Ever since China overtook South Korea as the world’s second-largest importer of LNG last year, traders have been keeping a very close eye on any development that might suggest whether this year will see a repeat of the 46-percent surge in LNG imports that the country experienced in 2017.
Bloomberg analysts Michael Filatov and Mark Rossano seem to share the opinion that one critical factor for such a repeat would be the speed at which China can build LNG storage facilities. Another will be the rate of energy reforms aiming to cut the country’s reliance on coal in favor of gas. The likelihood of another 46-percent jump in imports, based on these factors, is limited.
China has plans in place to expand its underground gas storage capacity to 15 billion cu m by 2020 and raise this further to more than 30 billion cu m until 2030. But these are long-term plans. Right now, China lacks sufficient capacity to buy and store LNG during the summer, when demand is the weakest and prices the lowest, and use the LNG in the winter, during peak demand as the fuel is mainly used for heating and industrial activity.

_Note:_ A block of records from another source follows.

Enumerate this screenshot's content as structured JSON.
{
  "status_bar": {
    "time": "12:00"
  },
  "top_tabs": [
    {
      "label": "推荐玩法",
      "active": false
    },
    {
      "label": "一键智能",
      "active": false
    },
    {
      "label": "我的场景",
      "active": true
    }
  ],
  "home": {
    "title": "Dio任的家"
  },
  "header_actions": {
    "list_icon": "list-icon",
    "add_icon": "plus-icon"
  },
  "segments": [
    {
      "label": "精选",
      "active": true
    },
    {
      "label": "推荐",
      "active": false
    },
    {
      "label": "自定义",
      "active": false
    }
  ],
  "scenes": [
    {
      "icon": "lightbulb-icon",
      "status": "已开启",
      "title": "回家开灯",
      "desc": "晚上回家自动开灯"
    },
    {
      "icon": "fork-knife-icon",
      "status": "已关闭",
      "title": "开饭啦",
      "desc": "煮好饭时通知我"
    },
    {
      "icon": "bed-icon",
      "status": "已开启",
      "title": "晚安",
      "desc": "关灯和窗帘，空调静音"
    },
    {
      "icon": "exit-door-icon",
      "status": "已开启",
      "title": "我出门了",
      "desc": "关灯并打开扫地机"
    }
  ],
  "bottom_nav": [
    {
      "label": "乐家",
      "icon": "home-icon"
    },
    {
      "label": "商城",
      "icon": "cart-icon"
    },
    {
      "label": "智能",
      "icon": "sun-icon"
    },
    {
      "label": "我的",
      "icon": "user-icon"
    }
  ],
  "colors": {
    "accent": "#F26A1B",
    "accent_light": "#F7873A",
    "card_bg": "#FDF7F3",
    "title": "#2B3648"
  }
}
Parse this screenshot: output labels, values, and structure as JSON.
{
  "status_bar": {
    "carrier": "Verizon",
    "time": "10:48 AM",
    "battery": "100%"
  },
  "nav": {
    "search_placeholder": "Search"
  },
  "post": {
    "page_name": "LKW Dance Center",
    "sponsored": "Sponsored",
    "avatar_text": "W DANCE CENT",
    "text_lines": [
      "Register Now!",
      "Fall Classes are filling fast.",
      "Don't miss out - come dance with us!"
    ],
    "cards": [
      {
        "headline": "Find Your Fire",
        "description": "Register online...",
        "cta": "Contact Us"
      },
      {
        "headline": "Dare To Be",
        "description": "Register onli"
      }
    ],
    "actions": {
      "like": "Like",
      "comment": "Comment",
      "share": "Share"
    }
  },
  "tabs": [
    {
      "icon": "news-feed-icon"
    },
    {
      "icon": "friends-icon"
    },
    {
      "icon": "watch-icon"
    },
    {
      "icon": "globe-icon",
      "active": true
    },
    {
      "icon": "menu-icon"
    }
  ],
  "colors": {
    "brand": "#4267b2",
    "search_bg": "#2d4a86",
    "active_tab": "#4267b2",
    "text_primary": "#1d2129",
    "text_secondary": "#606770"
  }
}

Energy Aspects’ forecast is that the growth of LNG imports to China this year will slow down to 25 percent from last year, which is a substantial decline. Part of the reason for that decline is the lack of adequate storage capacity. Also, after the initial strong push away from coal and into LNG and natural gas, we could see a slowdown prompted by a shift to a more measured step of the reform. Last December, several million households in northern China suffered heating shortages because of the too-fast switch to gas and insufficient supplies and infrastructure.
Over the longer term, things are looking good for LNG producers. Bloomberg Intelligence has forecast that the country’s LNG demand will soar from 38.1 million metric tons last year to more than double that in 2026 and over 82 million tons in 2030.
No wonder, then, that Total and Exxon are investing $6 billion in the capacity expansion of their joint LNG project in Papua New Guinea. Meanwhile, Cheniere Energy bagged the first long-term contract for shipments of U.S. LNG to China. The 25-year deal will likely spur more producers into China-focused action now that the U.S. company has demonstrated that Chinese buyers don’t necessarily insist on short-term commitments.
Production capacity is growing everywhere from Australia to Russia’s Arctic. This could depress prices, stimulating more import appetite in China, and this, in turn, would lead to sharper price swings that traders need to brace themselves for, as Reuters’ Clyde Russell noted in a recent column.
In the 2016/2017 winter, Russell recalls, China’s LNG imports hit a peak of 3.73 million tones in December and then slid to a low of 1.99 million tons in March. But last winter saw a record amount of gas imports, with LNG imports hitting 5 million tons in December 2017. The fall from this high could be sharper later this year, Russell warns, as heating demand wanes. This fall would be all the sharper if demand growth indeed slows down as China rushes to build storage capacity.